1915
LA BASSÉE TO LAVENTIE

They were not disappointed. New Year’s Day was marked by the flooding out of a section of forward trenches, and by experiments with a trench-mortar, from which 2nd Lieutenant Keating and some Garrison gunners threw three bombs at an enemy digging-party a couple of hundred yards away. This is the first reference to our use of trench-mortars in the young campaign. The enemy retaliated next day by bombing from their real trench-mortars, at a distance of seven hundred yards, the small farm-house where Battalion Headquarters lay. The bombs could be seen “coming at a very steep angle, but the house was only once hit.” Daylight showed the work of the Irish trench-mortar to have been so good—it had blown a gap in the German trench—that they continued it and inflicted and observed much damage.

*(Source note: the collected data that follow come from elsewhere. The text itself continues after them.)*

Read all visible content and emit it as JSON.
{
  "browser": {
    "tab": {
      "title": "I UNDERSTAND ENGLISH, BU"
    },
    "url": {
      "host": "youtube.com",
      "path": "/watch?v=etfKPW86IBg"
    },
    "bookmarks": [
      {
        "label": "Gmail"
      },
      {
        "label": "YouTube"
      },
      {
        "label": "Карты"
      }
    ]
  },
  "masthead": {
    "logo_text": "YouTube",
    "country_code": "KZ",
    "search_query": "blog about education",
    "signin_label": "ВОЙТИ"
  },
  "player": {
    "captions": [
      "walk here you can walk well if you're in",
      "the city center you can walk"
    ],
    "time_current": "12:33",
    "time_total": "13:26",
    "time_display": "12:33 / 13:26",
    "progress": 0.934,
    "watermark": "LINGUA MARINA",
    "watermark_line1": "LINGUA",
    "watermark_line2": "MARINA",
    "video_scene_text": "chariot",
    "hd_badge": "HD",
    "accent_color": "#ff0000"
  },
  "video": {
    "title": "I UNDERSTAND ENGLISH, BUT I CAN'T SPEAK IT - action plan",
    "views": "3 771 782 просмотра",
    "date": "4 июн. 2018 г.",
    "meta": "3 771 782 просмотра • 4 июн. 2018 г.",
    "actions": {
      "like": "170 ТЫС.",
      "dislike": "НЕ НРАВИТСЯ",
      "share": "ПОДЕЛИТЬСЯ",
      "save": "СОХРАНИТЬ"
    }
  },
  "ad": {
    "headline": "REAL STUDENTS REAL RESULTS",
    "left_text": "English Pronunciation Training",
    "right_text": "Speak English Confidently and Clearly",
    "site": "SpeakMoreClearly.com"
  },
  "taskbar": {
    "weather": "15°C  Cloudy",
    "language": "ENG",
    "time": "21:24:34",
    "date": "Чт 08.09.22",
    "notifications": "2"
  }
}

They were relieved on the 3rd January by the King’s Royal Rifles and got to billets near Vieille Chapelle late that night. A London Gazette announced that the Distinguished Conduct Medal had been awarded No. 2535 Sergeant C. Harradine; No. 1664 Corporal C. Moran; No. 4015 Private W. Moore (since killed in action); No. 2853 Lance-Corporal W. Delaney. Also “the new decoration called the Military Cross” had been awarded to Lieutenant the Hon. H. W. Gough.

The Battalion, as a whole, had its reward for the past ten days when the Brigadier expressed his approval of the work of the Guards Brigade “and especially that of the Irish Guards.”

Cleaning and refit, classes in bomb-throwing (both by hand and from rifles) under the Engineers and an elementary machine-gun class under 2nd Lieutenant Straker, filled in the week; but the most appreciated boon at Vieille Chapelle was some huge tubs in which the men could be boiled clean. Father Gwynne held service in the roofless shell-wrecked church, long since wiped out.

They took over trenches from the Worcesters on the 8th with a cold knowledge of what awaited them; for the Diary notes, the day before: “Another wet day, which will probably completely fill trenches on the left of the new line with water.” But it did not fill them more than two feet deep, though the whole line was afloat, and in the communication-trenches seven men got stuck in the mud; one of them was not extricated for six hours. The relief took six and a half hours in pouring rain, with one man killed and two wounded. The front line of the Guards Brigade was held by the 3rd Coldstream on the right, the 2nd Coldstream in support; one Company of the 2nd Grenadiers in the centre, and the rest of the Battalion in support; the Irish Guards on the left, the Herts Territorials in support. The Grenadiers relieved their front company every twenty-four hours, the others every forty-eight. This meant that Battalion C.O.’s had to spend most of their time in the front line studying what was, in effect, the navigation of canals.

On the 9th January, for example, the water averaged three feet in the trenches and, as that average rose, it was decided to leave a few strong posts in comparatively dry positions and withdraw the others along the Rue du Bois into the destroyed village of Richebourg L’Avoué. Luckily, the enemy, not two hundred yards away, had his own troubles to attend to and, despite his lavish flares and musketry-fire, our men were extricated, bodily in some instances, with but 3 killed and 2 wounded.

On the 10th January the Herts Regiment relieved them, and the whole Battalion billeted at Richebourg St. Vaast. Casualties from small-arm fire had been increasing owing to the sodden state of the parapets; but the Battalion retaliated a little from one “telescopic-sighted rifle” sent up by Lieutenant the Earl of Kingston, with which Drill-Sergeant Bracken “certainly” accounted for 3 killed and 4 wounded of the enemy. The Diary, mercifully blind to the dreadful years to come, thinks, “There should be many of these rifles used as long as the army is sitting in trenches.” Many of them were so used: this, the father of them all, now hangs in the Regimental Mess.

Then trench-feet and rheumatism developed, and in forty-eight hours fifty men had to be sent to hospital for one form or other of these complaints.